Secondly, between the time I announced the performance on 18 December and when I came to Cuba on 26 December, we had more than 12,000 Cubans on Facebook following the hashtag #YoTambienExijo. Now, we have 17,000 or more. At that point, they were all Cubans and everything was in Spanish, so it was an internal conversation. Around 70% to 80% were people who never talk about politics. Why? Because none of the changes in Cuba had affected them, or had put them in suspense, as much as this announcement had. I don’t think all of these people were wrong to think, ‘maybe this is possible’.

So what happened?

Like with any performance, there was a chance it would happen the way you wanted or a chance it would happen the way other people wanted.

I do ‘arte de conducta’. Which is behavioral art, or the art of conduct. As part of that practice, I create the stage or the conditions for something to happen, and then the people involved decide what happens with the work. The problem is that the government feels they are the only ones that can intervene in this piece.

There is an interesting semantic tension: I proposed doing a performance, or a happening, but the government wanted a very traditional theatrical event. I also tried to let the audience decide what the work is about and what happens with the work, but the government, specifically all the repressive agents and organisations in it, took over: they did not let the audience perform. The state literally imprisoned the audience. I think this is completely Antonin Artaud-esque [the French playwright and director who believed in a ‘theatre of cruelty’ in which the audience would suffer as part of the performance]. I don’t know if even Dadaists imprisoned their audience. It’s beyond Dada.

What role has the Havana Biennial played in all of this?

I haven’t been invited to the biennial since 2009. But the way the organisers describe this biennial is exactly like the work I have been doing for the past five years: it is in the street, with the people, in the communities, within the institutions, outside the institutions, mixing with reality.
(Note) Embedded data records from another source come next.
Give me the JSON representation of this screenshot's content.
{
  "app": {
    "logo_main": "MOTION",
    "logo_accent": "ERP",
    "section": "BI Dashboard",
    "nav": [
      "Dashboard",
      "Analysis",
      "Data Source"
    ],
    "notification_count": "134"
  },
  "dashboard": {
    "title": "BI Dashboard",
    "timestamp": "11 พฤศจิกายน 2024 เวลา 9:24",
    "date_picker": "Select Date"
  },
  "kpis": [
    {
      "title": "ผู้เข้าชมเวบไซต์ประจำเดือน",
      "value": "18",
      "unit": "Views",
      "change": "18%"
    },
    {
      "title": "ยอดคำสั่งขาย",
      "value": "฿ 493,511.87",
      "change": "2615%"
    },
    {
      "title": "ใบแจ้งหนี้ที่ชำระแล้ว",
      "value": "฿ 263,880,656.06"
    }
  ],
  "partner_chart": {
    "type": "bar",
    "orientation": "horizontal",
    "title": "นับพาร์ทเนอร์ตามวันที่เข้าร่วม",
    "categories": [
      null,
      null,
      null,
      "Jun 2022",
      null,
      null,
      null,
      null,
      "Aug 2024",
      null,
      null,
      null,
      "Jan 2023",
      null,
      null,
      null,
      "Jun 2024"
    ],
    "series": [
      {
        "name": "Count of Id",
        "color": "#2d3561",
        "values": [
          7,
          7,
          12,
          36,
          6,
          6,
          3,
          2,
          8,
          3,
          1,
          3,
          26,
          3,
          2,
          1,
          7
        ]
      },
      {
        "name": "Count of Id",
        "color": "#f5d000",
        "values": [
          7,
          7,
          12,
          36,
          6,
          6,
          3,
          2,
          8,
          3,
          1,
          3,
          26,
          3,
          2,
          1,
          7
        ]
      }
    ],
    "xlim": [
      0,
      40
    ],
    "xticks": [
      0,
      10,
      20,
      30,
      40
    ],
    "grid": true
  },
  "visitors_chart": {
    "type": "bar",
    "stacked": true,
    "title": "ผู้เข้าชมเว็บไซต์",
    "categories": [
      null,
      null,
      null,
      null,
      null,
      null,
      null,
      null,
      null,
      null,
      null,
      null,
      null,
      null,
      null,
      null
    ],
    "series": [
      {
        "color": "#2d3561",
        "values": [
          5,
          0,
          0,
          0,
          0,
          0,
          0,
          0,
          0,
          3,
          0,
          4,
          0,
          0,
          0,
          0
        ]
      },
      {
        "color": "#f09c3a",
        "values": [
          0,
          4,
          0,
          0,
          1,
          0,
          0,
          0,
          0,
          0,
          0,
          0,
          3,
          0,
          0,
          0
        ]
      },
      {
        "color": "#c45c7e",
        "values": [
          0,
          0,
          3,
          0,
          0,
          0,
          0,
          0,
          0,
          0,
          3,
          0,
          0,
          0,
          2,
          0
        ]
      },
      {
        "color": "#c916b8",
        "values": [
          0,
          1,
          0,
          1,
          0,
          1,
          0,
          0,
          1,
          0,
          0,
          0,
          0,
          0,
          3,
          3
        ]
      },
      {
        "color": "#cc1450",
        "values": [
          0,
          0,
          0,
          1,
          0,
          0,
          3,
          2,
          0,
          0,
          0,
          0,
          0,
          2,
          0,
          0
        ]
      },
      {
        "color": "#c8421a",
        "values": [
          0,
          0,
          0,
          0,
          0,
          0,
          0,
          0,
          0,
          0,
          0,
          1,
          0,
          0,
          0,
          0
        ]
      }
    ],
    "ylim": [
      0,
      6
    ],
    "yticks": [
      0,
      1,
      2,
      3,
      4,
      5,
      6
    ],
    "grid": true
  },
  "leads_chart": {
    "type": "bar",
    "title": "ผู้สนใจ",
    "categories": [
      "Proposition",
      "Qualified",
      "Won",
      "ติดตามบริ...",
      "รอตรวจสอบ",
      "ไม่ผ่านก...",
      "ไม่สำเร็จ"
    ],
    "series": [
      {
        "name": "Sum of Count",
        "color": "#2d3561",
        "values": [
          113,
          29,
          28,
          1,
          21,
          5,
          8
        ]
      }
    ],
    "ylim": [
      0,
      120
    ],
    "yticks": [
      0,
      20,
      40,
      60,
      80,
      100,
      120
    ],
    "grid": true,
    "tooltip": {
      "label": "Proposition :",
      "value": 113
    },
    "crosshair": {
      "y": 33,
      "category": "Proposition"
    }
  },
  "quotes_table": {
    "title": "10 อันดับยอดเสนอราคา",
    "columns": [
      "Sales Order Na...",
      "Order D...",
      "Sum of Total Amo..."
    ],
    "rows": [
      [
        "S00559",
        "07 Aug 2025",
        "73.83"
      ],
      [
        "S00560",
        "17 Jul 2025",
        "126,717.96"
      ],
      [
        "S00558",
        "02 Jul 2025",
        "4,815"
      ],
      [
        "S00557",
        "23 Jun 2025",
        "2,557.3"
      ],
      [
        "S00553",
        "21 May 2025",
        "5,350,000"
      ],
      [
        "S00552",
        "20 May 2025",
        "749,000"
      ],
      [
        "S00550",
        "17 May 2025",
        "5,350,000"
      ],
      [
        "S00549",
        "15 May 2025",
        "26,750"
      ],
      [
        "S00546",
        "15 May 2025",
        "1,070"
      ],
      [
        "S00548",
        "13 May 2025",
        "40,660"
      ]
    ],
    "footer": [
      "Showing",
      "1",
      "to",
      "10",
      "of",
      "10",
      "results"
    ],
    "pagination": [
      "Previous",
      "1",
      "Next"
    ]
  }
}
This was another reason I thought #YoTambienExijo might be possible, because the biennial organisers are promoting work that takes place outside the institutions. [But] when we discussed doing the performance in the Plaza de la Revolución, or my second proposal to do it in front of the Museo de Bellas Artes, they said no, that they wanted it inside the institution. It makes no sense that the biennial calls for actions in the streets, with a non-art audience, and when I offer to do that, they say that it must be done inside the institution.

What do you think about calls for a boycott of the Havana biennial?

Everybody should do what his or her consciousness dictates. When I heard about the boycott, I went to see the director and said: I have come to tell you I had nothing to do with it. But, ethically, I have to tell you I am very happy that people are acting in solidarity with me. I’m not going to encourage the boycott, but I am going to welcome—very happily—anyone who acts in solidarity with me, because right now that is very hard.

Why is it hard?

[The Cuban government] is a master of creating fear. My friends who are artists and curators have been taken to government offices and spoken to for hours about my case. The censorship has been very smart. First they say: we won’t let you exhibit your work, we’ll crush you or make you disappear as an artist. This is what they want to do with me but they have not been able to. But give them more time and they will achieve it. They marginalise you as an artist; turn you into a leper so that nobody wants to talk to you. After that, they open you up to economic censorship [limiting your ability to sell]. They look for what hurts you the most.

The idea of blurring art and life has been present in your work for a long time…

Here it is about blurring art and political life. It’s more specific.

YoTambienExijo is a version of what I did in Venice [in 2009, when she played Russian Roulette with a loaded gun on a stage]. Instead of holding a gun to my head, I am throwing myself [into the system] and I risk losing everything—my life, my career, my friends, everything.

Why is it worth it?

Because I believe in what I am doing. My work is about making art an active agent of social change.